Samuel Benshimon sahel-intelligence.com
Le ministre de la Communication du gouvernement militaire du Niger a annulé la suspension d’une chaîne de télévision privée de premier plan ainsi que celle de son rédacteur en chef, des mesures qui avaient été prises sans explication après la diffusion d’un reportage critiquant l’efficacité du gouvernement. L’information a été confirmée lundi par l’AFP.
Vendredi dernier, le ministre Sidi Raliou Mohamed avait ordonné la suspension de la carte de presse du rédacteur en chef de Canal 3 TV, Seyni Amadou, pour une durée de trois mois, et celle des programmes de la chaîne pour un mois. Le lendemain, M. Amadou avait été arrêté et placé en garde à vue.
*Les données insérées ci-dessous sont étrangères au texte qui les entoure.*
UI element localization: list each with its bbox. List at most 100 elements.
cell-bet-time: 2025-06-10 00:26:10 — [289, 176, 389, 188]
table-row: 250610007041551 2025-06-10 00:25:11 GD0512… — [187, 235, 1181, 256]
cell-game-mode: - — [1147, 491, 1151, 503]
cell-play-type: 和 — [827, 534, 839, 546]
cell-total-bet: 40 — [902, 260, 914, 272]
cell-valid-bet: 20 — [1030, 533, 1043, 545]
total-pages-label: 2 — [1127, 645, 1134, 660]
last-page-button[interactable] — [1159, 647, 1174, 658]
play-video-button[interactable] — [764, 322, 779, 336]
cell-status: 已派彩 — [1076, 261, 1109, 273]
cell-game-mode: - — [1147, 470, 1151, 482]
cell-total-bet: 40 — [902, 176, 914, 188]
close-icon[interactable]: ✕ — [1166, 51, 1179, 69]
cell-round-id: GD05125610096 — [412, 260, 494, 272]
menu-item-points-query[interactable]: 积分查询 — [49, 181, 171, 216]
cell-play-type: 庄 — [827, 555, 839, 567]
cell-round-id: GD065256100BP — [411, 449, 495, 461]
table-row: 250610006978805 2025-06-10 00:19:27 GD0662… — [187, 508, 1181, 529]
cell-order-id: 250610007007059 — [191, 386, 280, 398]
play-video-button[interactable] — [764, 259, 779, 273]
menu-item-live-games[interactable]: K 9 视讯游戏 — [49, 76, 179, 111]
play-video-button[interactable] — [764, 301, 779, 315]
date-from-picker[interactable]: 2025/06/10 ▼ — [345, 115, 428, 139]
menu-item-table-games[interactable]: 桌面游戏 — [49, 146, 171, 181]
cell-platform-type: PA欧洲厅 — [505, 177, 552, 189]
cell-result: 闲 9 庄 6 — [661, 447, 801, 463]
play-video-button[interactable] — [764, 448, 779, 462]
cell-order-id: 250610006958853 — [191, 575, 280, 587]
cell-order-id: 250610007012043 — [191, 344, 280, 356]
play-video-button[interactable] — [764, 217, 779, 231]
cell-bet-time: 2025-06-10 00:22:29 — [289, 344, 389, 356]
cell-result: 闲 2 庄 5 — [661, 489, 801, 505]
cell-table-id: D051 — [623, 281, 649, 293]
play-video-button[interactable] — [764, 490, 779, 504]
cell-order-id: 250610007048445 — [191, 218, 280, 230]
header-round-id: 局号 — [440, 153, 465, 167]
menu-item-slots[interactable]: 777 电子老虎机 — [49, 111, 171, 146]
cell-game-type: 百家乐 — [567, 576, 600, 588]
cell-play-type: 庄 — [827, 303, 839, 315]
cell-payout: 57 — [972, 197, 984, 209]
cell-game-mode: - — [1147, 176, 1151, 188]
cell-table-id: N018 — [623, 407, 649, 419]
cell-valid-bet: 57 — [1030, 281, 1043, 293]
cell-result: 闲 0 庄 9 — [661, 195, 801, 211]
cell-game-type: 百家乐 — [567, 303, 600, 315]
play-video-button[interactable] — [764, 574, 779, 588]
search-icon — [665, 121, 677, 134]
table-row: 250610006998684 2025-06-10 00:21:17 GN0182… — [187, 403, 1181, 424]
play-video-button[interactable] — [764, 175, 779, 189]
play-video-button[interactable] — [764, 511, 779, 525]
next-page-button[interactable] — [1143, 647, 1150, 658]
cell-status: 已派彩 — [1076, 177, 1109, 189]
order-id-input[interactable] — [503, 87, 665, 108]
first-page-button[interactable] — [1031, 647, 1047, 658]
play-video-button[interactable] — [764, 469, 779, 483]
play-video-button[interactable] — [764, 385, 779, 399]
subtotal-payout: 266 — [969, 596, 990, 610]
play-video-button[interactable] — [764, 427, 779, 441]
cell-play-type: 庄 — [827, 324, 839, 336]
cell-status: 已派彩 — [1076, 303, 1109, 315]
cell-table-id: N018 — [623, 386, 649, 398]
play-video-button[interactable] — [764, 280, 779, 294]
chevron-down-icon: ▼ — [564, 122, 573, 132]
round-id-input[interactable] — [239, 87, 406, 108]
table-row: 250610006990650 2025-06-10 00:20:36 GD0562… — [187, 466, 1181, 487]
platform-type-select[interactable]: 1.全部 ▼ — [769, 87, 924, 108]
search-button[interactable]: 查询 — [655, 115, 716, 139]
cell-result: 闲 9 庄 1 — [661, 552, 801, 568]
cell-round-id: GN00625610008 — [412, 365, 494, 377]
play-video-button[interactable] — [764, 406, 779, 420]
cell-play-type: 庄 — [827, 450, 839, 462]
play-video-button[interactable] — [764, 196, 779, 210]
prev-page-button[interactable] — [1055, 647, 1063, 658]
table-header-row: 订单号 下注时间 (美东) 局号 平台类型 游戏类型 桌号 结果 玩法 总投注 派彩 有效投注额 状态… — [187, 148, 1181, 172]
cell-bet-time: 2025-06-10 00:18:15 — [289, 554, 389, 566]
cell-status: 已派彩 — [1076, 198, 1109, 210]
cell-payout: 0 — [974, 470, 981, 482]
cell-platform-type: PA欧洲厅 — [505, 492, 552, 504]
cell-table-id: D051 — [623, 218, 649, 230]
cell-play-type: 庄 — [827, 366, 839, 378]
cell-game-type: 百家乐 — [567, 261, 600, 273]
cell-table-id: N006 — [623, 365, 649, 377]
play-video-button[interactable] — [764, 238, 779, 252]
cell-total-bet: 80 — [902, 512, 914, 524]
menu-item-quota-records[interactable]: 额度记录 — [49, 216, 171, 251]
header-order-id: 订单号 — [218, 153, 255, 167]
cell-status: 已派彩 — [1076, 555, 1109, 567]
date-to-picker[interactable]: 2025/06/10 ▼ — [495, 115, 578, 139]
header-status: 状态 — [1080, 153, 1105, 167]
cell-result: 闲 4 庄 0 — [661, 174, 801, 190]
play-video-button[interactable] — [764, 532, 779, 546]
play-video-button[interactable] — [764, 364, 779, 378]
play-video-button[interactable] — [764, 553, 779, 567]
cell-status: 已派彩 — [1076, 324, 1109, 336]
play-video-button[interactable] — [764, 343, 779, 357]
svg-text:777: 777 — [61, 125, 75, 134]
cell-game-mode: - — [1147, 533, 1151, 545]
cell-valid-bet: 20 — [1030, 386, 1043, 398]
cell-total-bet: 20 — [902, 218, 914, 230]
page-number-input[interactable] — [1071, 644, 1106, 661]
« Les sanctions ont été levées et Seyni Amadou devrait être libéré », a déclaré Ismaël Abdoulaye, directeur général de Canal 3 TV, à l’AFP.
Le président du Réseau des radios et télévisions indépendantes du Niger (R/RTIN) a aussi confirmé que les sanctions contre la chaîne et le journaliste avaient été annulées.
L’ONG Reporters sans frontières (RSF) a exprimé sa satisfaction après l’annulation des sanctions, en appelant à la « libération immédiate » de Seyni Amadou. Elle a dénoncé les suspensions comme « illégales » et a insisté sur la nécessité de défendre la liberté de la presse. « Les autorités n’auraient jamais dû prendre de telles mesures. RSF appelle à respecter la liberté de la presse et le droit à l’information », a déclaré Sadibou Marong, directeur du bureau Afrique subsaharienne de l’ONG.
RSF a précisé que Seyni Amadou avait été interpellé au siège de la télévision et mis en garde à vue samedi, accusé de « diffusion de données perturbant l’ordre public », « atteinte à la sûreté de l’État » et « tentatives de discréditer les institutions de la République », selon l’avocat du journaliste, Saïd Ould Salem.
Le Niger occupe la 80e place sur 180 pays dans le classement 2024 de la liberté de la presse publié par Reporters sans frontières. Le pays a récemment connu plusieurs arrestations de journalistes : Idrissa Soumana Maiga, directeur du quotidien L’Enquêteur, avait été emprisonné de mars à juillet 2024 pour « atteinte à la défense nationale », tandis que la journaliste Samira Sabou avait été interpellée et détenue au secret en septembre et octobre 2023 avant d’être libérée sous caution et inculpée pour « diffusion de données perturbant l’ordre public ».
Depuis le coup d’État du 26 juillet 2023, le régime militaire en place a également suspendu la diffusion de plusieurs médias internationaux, tels que RFI, France 24 et la BBC.